- Board of trustees authorizes Penn State to offer settlements to some victims
- The settlements are for those who have made claims against the school
- No settlement agreements have been signed, the board says
- Sandusky was sentenced in October for sexually abusing young boys
Penn State's Board of Trustees on Friday authorized the school to offer settlements to some of the men who say former assistant football coach Jerry Sandusky abused them.
No settlement agreements have been signed, the board said in a statement after its meeting Friday.
The settlement offers apply to a number of people who have made claims against Penn State arising from the Sandusky case, the board said.
"Today's action is yet another important step toward the resolution of claims from Sandusky's victims," Penn State President Rodney Erickson said in a statement. "As we have previously said, the university intends to deal with these individuals in a fair and expeditious manner, with due regard to their privacy."
The board said the settlement offers are "within a range of dollar values" that is being kept confidential.

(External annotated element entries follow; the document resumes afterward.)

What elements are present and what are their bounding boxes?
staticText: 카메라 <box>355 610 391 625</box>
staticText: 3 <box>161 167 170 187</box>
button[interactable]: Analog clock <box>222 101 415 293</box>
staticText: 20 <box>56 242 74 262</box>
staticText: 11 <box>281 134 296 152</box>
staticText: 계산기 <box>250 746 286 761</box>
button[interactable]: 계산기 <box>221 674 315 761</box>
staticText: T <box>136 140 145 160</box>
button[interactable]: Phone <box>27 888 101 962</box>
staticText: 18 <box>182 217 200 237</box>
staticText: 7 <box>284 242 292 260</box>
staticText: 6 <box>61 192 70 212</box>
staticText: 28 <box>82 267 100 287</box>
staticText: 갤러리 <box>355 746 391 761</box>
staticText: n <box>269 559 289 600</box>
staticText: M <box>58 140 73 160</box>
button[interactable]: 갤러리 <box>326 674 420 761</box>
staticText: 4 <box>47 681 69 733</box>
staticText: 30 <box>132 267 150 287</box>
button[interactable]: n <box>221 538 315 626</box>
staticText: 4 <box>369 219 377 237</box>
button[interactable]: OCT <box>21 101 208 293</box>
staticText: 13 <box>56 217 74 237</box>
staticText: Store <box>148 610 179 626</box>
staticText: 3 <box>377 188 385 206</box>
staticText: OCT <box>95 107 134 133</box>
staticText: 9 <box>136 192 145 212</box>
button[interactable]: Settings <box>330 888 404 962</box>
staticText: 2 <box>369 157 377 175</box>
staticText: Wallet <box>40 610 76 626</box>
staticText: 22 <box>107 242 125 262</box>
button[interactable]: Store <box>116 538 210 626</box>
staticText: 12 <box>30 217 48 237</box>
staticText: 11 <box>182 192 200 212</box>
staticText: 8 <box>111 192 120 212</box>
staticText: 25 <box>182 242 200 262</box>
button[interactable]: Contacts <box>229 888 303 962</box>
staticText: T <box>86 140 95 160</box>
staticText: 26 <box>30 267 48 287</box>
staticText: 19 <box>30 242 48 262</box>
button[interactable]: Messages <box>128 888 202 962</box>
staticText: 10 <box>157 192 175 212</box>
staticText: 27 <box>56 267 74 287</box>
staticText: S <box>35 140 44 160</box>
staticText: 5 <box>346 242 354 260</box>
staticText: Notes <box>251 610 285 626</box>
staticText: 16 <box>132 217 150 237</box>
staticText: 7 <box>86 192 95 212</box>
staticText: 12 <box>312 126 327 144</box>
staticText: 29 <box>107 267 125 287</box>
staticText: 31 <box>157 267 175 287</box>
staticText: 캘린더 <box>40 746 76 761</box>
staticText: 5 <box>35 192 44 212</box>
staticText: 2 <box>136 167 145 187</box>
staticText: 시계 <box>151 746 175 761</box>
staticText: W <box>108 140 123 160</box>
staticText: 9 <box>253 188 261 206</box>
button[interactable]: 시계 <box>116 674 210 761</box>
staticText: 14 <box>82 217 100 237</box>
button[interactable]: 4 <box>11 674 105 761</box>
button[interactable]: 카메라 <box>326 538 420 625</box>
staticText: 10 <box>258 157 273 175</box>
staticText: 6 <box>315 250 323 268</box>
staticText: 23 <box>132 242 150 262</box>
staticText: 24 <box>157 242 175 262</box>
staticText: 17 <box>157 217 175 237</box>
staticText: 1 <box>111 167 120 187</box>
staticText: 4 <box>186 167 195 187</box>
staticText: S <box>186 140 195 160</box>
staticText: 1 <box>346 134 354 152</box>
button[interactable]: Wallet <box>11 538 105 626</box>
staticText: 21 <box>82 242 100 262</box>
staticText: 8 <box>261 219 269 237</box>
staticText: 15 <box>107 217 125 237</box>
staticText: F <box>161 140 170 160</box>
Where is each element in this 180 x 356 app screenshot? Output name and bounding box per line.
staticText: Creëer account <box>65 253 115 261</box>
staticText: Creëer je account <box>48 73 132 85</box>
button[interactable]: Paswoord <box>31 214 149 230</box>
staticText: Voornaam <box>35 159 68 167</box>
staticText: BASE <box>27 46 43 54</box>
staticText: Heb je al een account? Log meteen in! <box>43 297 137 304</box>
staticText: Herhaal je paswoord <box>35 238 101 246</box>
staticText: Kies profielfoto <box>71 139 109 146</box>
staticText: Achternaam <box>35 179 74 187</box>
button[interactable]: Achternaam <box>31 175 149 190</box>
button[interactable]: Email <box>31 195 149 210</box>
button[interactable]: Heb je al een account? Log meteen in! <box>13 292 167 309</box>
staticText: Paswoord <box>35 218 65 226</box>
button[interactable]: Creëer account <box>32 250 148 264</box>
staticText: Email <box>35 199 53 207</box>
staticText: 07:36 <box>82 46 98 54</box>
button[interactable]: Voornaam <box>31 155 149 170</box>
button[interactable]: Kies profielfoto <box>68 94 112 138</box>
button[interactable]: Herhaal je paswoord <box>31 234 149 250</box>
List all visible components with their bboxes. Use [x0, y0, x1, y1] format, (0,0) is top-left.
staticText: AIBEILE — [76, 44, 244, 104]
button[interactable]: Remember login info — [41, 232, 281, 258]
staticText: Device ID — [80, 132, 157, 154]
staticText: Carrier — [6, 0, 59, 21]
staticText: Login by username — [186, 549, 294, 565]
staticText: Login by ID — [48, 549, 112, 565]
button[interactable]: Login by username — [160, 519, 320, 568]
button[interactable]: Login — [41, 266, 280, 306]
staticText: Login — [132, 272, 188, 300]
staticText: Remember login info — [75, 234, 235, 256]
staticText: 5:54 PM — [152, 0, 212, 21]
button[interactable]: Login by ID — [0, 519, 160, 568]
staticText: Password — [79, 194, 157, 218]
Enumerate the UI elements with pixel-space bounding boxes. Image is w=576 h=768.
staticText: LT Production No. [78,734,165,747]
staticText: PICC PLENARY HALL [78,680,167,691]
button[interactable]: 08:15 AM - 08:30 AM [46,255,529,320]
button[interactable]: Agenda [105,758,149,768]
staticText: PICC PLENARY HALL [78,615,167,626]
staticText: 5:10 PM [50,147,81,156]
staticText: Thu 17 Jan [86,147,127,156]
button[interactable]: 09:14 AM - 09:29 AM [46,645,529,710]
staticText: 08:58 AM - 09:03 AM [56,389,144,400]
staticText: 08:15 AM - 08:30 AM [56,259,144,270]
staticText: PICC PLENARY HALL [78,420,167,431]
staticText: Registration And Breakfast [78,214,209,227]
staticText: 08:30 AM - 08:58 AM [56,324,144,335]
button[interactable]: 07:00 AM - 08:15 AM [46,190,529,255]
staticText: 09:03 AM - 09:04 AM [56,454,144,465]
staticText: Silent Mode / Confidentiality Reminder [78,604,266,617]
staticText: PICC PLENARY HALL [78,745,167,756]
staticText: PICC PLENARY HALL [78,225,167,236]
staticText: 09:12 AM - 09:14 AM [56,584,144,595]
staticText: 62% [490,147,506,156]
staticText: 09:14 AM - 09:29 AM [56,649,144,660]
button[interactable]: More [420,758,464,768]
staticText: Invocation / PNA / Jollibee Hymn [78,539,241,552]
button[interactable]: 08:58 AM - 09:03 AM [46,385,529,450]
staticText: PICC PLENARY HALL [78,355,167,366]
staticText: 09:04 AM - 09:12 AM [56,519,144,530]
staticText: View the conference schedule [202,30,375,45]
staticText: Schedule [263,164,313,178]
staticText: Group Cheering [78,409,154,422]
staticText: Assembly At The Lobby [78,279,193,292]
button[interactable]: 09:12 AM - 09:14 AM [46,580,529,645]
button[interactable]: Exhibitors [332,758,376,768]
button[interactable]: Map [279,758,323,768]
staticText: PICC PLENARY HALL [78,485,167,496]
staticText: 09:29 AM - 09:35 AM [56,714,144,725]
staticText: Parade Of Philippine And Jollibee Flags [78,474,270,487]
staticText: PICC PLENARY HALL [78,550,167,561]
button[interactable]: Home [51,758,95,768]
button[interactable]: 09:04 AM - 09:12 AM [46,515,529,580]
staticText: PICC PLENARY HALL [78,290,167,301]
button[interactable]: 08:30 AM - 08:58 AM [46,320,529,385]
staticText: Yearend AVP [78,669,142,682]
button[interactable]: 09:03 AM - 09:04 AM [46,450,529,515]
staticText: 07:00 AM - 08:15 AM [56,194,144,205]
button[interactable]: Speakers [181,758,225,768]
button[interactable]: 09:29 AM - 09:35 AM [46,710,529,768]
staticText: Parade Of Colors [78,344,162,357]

It said there would be no more comments until the settlements have been finalized and agreed to.
A judge sentenced Sandusky in October to more than 30 years in prison for sexually abusing 10 boys over a 15-year period.
The sex abuse scandal led to the 2011 firing of Penn State's head football coach, Joe Paterno, and the ouster of the university's longtime president, Graham Spanier.
Paterno died last year of lung cancer.